The economy is growing faster than almost anywhere else on the planet (save India). Gross domestic product grew 7% in the three months through June from a year earlier, the fastest pace since the same period in 2013. The $292bn economy is forecast to grow 6.4% this year, the quickest pace in Southeast Asia, according to a Bloomberg survey.
Since taking office at the end of June, the business-friendly president has laid out plans to boost spending on infrastructure, security and education. He is seeking approval to expand the 2017 budget by 12% to $72bn, and to widen the budget deficit to 3% of GDP from a projected 2.7% this year.
But investor confidence is faltering and exports, the nation’s largest source of foreign-exchange, have fallen for 17 straight months. The peso is trading near the lowest level in seven years, the worst-performing Asian currency after the yuan in 2016, while stocks have fallen 5.6% since Duterte took office. Remittances, which account for a third of GDP, are forecast by the World Bank to increase 2.2% to $29bn this year, the slowest pace in a decade.
A quarter of the population remains in poverty (behind only Myanmar in Southeast Asia). Decades of conflict in Muslim-dominated Mindanao have left the southern island with the highest poverty rate in the country.

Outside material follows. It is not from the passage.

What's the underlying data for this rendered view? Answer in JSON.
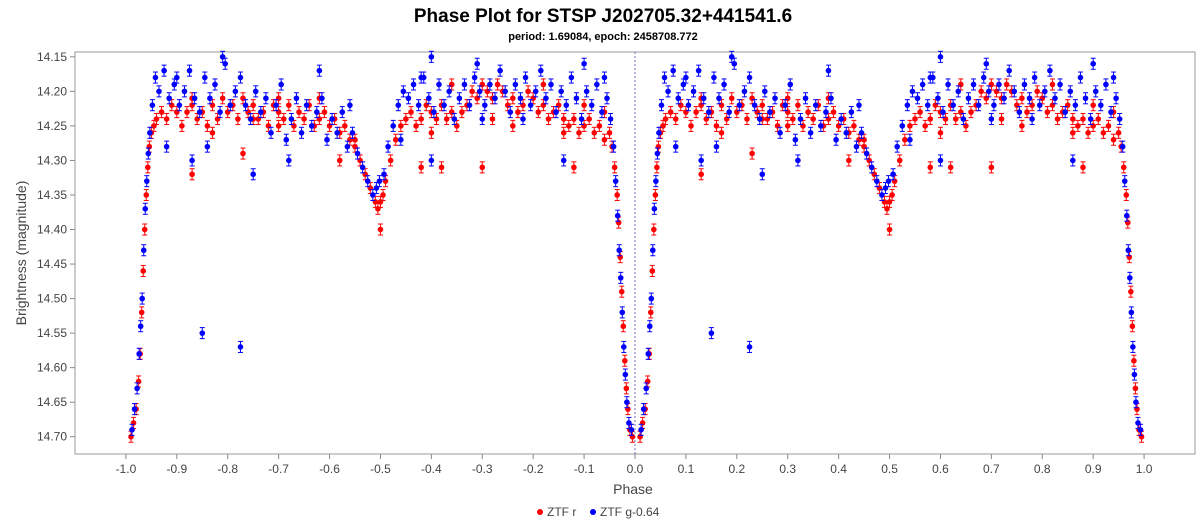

Duterte did bring home funding and investment pledges worth $24bn from his visit to China. But more than three-fourths of Filipinos say they have “much trust” in America; less than one-fourth say the same about China. The Filipino military may have little interest in replacing American weapons, logistical support and training with Russian and Chinese technology.
Duterte’s popularity remains high, though. He is the highest rated and most trusted government official in the country, according to a Pulse Asia survey. But the latest 86% rating is a dip from the 91% in July.
Duterte, who’s inherited a vibrant economy with strong fundamentals, needs to deliver on his growth pledges to reassure investors. Winning the election has proven easier for Duterte, but the task of bringing substance to his promises may not.